Perduto ò il valor mio,
     Et mia bellezza non serà com’era:
     Però ch’è ’l van disio,5
     Chi perde il tempo et acquistarlo spera2;
     Io non son primavera,
     Che ogni anno si rinova et fassi verde.
Io maledico l’hora
     Che ’l tempo giovenil fuggir lassai;10
     Fantina3 essendo anchora,
     Esser abbandonata non pensai:
     Non se rallegra mai
     Chi ’l primo fior del primo amore perde.
Ballata, assai mi duole15
     Che a me non lice di metterti in canto4;
     Tu sai che ’l mio cor vole

     Vivere con sospiri doglia et pianto:
     Così farò fintanto
     Che ’l foco di mia vita giugna al verde5.20

  1. La gioventù.
  2. «È vano il desio di colui che perde il tempo ecc.»
  3. «Fanciulla.»
  4. «Di musicarti.» Se il Boccacci non era in grado di far questo, è però probabile che altri lo facesse per lui, come avvenne di altre sue poesie (cfr. p. 111, n. 1).

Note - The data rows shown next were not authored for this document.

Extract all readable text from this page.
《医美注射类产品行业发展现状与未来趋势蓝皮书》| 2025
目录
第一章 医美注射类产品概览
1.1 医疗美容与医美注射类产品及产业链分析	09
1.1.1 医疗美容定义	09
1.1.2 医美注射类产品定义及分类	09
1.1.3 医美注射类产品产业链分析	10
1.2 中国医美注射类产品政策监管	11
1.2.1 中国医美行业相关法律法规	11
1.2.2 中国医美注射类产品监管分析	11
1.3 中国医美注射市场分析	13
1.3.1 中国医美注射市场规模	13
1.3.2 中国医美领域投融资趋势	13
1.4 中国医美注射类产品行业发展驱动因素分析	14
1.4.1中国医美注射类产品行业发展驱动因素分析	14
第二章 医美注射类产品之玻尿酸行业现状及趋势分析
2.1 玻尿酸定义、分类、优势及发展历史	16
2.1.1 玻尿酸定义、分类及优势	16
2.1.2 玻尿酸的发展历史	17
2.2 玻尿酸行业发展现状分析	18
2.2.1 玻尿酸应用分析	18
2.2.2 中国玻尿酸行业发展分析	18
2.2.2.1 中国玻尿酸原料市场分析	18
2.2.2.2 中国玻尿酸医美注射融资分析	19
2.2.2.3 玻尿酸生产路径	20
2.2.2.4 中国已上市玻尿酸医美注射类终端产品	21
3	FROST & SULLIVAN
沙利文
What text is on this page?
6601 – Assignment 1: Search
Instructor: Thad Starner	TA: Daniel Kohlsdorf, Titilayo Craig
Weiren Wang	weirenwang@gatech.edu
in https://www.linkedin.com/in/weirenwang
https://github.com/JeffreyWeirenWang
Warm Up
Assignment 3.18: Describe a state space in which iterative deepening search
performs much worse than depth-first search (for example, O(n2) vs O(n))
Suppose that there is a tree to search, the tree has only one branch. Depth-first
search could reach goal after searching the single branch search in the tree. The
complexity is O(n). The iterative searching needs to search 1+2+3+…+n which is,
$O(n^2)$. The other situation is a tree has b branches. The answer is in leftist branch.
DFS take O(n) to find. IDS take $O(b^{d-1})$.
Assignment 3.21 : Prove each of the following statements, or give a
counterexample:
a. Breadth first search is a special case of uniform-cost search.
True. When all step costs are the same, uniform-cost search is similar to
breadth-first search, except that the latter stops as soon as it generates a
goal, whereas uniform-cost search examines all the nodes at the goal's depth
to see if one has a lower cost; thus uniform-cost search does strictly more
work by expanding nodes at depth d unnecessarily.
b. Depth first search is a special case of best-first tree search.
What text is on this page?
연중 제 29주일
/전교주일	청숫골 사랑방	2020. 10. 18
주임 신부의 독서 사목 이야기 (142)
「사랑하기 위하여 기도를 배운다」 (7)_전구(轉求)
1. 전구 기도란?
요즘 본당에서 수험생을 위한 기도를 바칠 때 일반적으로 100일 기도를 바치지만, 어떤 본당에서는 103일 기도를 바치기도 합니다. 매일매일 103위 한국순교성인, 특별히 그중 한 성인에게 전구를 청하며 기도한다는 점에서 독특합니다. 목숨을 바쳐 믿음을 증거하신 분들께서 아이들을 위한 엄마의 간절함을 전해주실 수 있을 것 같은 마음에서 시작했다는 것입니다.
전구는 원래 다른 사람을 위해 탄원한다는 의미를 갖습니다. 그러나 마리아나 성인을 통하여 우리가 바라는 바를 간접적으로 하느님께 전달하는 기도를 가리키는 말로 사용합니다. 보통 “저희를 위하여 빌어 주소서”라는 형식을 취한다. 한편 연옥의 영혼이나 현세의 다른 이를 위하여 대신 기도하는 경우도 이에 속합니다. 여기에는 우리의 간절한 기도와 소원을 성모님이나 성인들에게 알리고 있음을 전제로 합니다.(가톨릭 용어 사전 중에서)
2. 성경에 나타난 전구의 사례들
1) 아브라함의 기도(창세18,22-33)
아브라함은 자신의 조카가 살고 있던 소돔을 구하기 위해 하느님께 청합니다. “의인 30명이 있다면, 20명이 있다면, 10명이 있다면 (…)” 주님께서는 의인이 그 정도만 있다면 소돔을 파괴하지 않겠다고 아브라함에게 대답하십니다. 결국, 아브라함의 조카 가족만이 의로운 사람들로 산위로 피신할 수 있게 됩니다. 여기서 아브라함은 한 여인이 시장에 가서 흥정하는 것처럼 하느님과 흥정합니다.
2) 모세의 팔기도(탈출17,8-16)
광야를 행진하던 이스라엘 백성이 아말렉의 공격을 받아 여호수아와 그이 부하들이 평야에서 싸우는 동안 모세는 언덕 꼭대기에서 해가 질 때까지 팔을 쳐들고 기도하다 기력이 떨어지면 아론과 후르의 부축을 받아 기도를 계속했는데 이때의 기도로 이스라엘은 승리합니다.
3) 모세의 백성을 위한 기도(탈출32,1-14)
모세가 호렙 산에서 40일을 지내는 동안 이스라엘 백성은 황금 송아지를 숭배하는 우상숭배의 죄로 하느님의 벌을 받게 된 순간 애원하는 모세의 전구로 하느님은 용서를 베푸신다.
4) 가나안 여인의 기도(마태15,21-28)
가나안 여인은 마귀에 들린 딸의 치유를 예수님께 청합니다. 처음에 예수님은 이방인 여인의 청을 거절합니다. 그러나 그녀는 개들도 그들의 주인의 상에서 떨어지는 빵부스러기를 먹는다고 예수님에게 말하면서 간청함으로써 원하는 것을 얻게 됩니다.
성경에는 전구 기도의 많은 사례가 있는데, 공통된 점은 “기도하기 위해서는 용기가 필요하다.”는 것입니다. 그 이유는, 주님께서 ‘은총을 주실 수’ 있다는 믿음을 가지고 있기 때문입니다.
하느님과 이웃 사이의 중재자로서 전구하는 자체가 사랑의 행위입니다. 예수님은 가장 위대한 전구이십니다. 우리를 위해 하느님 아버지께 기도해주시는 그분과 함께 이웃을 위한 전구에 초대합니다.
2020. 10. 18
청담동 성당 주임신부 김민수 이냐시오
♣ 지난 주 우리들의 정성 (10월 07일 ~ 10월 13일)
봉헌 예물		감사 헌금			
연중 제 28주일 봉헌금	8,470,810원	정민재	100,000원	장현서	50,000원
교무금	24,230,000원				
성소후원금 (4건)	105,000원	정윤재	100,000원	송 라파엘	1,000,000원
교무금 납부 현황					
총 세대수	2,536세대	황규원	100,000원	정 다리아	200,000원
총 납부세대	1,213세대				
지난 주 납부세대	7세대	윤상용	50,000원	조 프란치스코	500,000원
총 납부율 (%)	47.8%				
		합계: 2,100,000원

  5. Questa ballatina conseguì presto una grande popolarità e fu cantata sicuramente sino al principio del secolo XVII. Infatti la si trova compresa in almeno cinque antiche stampe fiorentine delle Canzone a ballo — una senza data, ma del principio del Cinquecento, le altre del 1532, ’62, ’68 e 1614, — ‘con varietà che testimoniano l’intramettersene che fece la musa del popolo’ (Carducci).